If there is still more than one head, a new last_modified is assigned. This points to the merge point in the file graph.

If the file text and properties are the same as the sole remaining head, its last_modified is inherited. Property changes include executable bit, filename, and containing directory.

Otherwise, a new last_modified is used.

(This is meant to be the simplest statement, but it may not be the most efficient algorithm; anything that gives equivalent results can be used.)

Generation in commit

Commit and converters both need this when writing into Bazaar native formats.

This is an O(tree) operation because it needs to check for files with multiple heads. It could be reduced to O(changed_or_merged_files) if that was faster to determine. So it needs to be fast.

For the single-parent commit case, we just need to determine which files have changed compared to the parent. If the file was changed, it gets the revision id of the new revision; otherwise it inherits the value from the parent tree.

In the multi-parent commit case (commit of a merge), it can take the value from any of the parent trees, or of the new revision.

Commit in a dirstate tree should be able to do this more easily by looking at a row of the dirstate to get the per-file parents. It still needs to look at the revision or file graph information to work out whether heads can be eliminated as previously merged. At the moment find_previous_heads works on inventories, so needs to spend considerable effort building whole inventories, including files that are not modified or merged. (Called from record_entry_contents.) It might be better to have the commit builder pass in the per-entry parents so that dirstate can generate just those that are necessary. (See also the spec for iter_changes_multiple_parents.)

If merge used a per-file graph then it would know when one version fully supersedes another, and it could emit only a single parent. Merge could in fact do this even when not using per-file graphs. In the current dirstate format we need to store the full data for all trees because they can be extracted from the dirstate, but it could mark some parents as already merged.

Alternatively, we could change the dirstate to include only the base and current trees, and cache the merged-in parents elsewhere.

(Offtopic other dirstate changes: we could also omit the working-copy hash, and just have a stat-fingerprint of when it was last known equal to the basis revision. That reduces the amount of data stored and possibly makes it simpler to update, and shouldn’t penalize common cases.)

Generation during conversion

Accessing a foreign branch requires synthesizing this information. If last_modified is removed from a future Breezy version, we will also need to synthesize it to pull back to earlier formats.
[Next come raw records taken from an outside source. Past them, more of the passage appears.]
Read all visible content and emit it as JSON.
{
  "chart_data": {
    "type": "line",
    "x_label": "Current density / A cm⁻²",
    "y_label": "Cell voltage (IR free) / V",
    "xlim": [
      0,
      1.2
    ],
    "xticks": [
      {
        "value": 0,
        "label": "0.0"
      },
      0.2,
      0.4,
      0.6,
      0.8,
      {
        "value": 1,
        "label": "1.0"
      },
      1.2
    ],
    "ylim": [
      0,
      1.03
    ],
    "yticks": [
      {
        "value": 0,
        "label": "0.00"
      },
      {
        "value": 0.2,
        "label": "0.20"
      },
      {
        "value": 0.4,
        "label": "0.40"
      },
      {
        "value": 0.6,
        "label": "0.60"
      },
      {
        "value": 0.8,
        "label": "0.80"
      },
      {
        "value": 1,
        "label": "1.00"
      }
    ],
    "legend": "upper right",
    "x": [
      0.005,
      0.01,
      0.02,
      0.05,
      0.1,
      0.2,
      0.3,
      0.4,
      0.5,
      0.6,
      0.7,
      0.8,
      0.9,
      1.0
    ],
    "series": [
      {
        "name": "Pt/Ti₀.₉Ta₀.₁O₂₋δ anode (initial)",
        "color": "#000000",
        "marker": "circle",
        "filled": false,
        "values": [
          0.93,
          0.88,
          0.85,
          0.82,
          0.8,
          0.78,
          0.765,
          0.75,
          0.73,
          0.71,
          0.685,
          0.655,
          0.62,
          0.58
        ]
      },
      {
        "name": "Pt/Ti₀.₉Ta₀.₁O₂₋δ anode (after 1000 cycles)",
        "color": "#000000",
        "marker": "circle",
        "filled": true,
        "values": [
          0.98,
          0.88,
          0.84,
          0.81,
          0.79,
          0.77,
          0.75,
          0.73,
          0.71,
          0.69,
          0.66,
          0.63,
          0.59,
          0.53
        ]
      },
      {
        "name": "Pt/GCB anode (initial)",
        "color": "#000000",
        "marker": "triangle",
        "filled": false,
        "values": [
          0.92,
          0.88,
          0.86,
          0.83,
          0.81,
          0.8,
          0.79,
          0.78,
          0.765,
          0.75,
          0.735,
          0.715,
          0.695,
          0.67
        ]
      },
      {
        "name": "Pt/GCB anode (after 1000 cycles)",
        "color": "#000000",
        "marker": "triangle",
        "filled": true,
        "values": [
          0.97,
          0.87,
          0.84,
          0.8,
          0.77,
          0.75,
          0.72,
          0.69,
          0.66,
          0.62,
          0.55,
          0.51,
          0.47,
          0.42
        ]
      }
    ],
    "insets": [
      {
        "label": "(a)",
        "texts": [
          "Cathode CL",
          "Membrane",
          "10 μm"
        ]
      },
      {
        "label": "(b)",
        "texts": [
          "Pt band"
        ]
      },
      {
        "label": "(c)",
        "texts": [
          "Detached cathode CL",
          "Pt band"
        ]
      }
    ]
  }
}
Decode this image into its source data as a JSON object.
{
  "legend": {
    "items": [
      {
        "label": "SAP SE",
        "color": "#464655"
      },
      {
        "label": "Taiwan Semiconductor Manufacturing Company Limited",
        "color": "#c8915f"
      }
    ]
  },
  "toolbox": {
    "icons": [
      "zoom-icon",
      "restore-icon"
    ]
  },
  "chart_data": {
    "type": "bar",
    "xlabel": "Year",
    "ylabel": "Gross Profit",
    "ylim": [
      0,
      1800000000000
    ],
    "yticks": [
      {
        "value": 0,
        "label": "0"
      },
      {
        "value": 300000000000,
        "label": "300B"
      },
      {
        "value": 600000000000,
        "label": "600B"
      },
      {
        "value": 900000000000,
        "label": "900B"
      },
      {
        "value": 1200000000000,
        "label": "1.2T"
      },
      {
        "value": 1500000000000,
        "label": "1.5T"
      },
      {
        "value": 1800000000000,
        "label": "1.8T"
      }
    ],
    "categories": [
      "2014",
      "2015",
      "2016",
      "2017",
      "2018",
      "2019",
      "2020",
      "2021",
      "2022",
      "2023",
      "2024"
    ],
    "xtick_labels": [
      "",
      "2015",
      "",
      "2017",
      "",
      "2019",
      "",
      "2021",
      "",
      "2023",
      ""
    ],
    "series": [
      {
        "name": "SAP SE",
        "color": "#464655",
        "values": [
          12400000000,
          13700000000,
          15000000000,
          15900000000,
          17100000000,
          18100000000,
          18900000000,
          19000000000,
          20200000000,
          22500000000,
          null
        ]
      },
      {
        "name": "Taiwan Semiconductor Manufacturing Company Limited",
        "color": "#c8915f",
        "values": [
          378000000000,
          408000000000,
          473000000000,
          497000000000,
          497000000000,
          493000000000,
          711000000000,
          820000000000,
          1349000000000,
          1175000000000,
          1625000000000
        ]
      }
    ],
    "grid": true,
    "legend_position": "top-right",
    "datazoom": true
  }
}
Because last_modified is not natively stored in the foreign branches, we want to take advantage of any conversion we’ve already done, so that we don’t need to recursively generate them on every access. We’d prefer to find a revision that’s already converted to a Bazaar inventory within another related repository, such as the target of a conversion.

Avoiding last_modified

last_modified is potentially expensive to determine and we may not want to store it in inventories in future. Therefore we should use it only when necessary:

  • When writing out an inventory format that includes it.
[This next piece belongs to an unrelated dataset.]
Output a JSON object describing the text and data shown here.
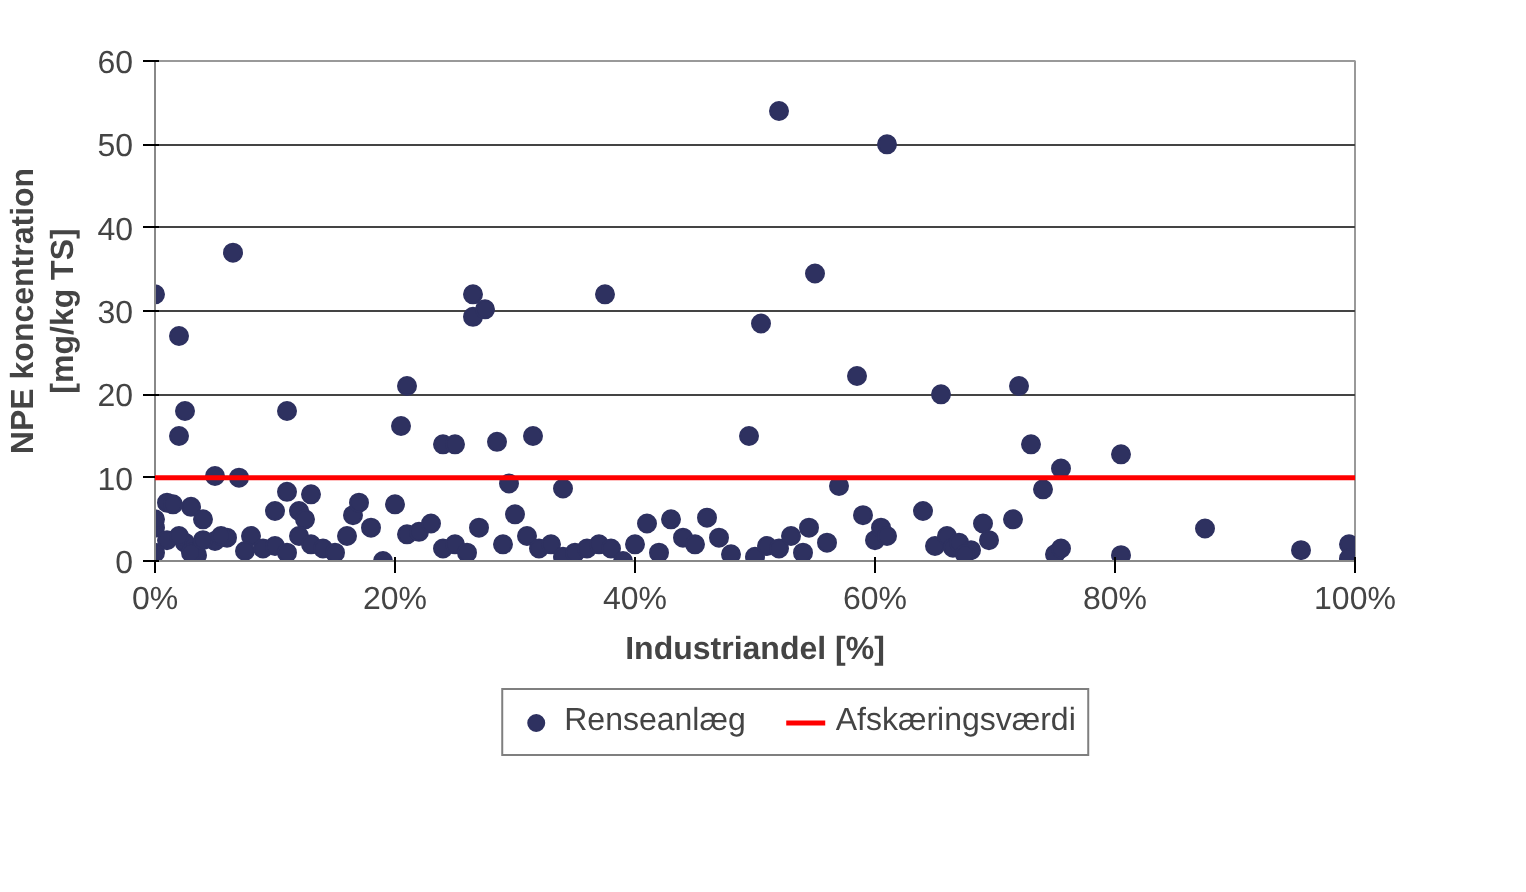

  • In Bazaar formats that use it as a key for the file text or file ancestry. This should be hidden behind the Repository/RevisionTree interface.

  • When a user operation specifically requires the last_modified (e.g. hypothetical annotate directory).

We already do this in most cases.

Compared to annotate

Use cases

Cases to test

  1. Single parent, unmodified file

  2. Single parent, modified file

  3. Two parents, one descended from the other, modified in one parent only

  4. Two parents, one descended from the other, modified in one parent only, but also modified locally.

  5. Two parents, not descended from each other, modified in one parent only.

  6. Two parents, not descended from each other, modified in one parent only, but also modified locally.

  7. Two parents, modified in both to different values.

  8. Two parents, modified in both to the same value.

  9. Two parents, modified in both, and reverted in both back to the original text.

  10. Three parents, modified in only one

  11. Three parents, modified in only one, also modified locally.

  12. Three parents, modified in 2

  13. Three parents, modified in 2, and locally.

  14. Three parents, modified in 2, but one is a descendant of the other.

Performance considerations

Often we’ll want the last_modified information for multiple files, perhaps everything in a directory or in a whole tree. It may be more efficient for the api to accommodate this. Often the last_modified will be similar for multiple files, and if we process them all at once we can avoid some repeated work in calculating their heads.

Open questions

  • How does caching find_heads interact with cherry-picks?

Possible structure

For a single file, if I am different from all parents, ‘new’. (Do not need to evaluate last modified).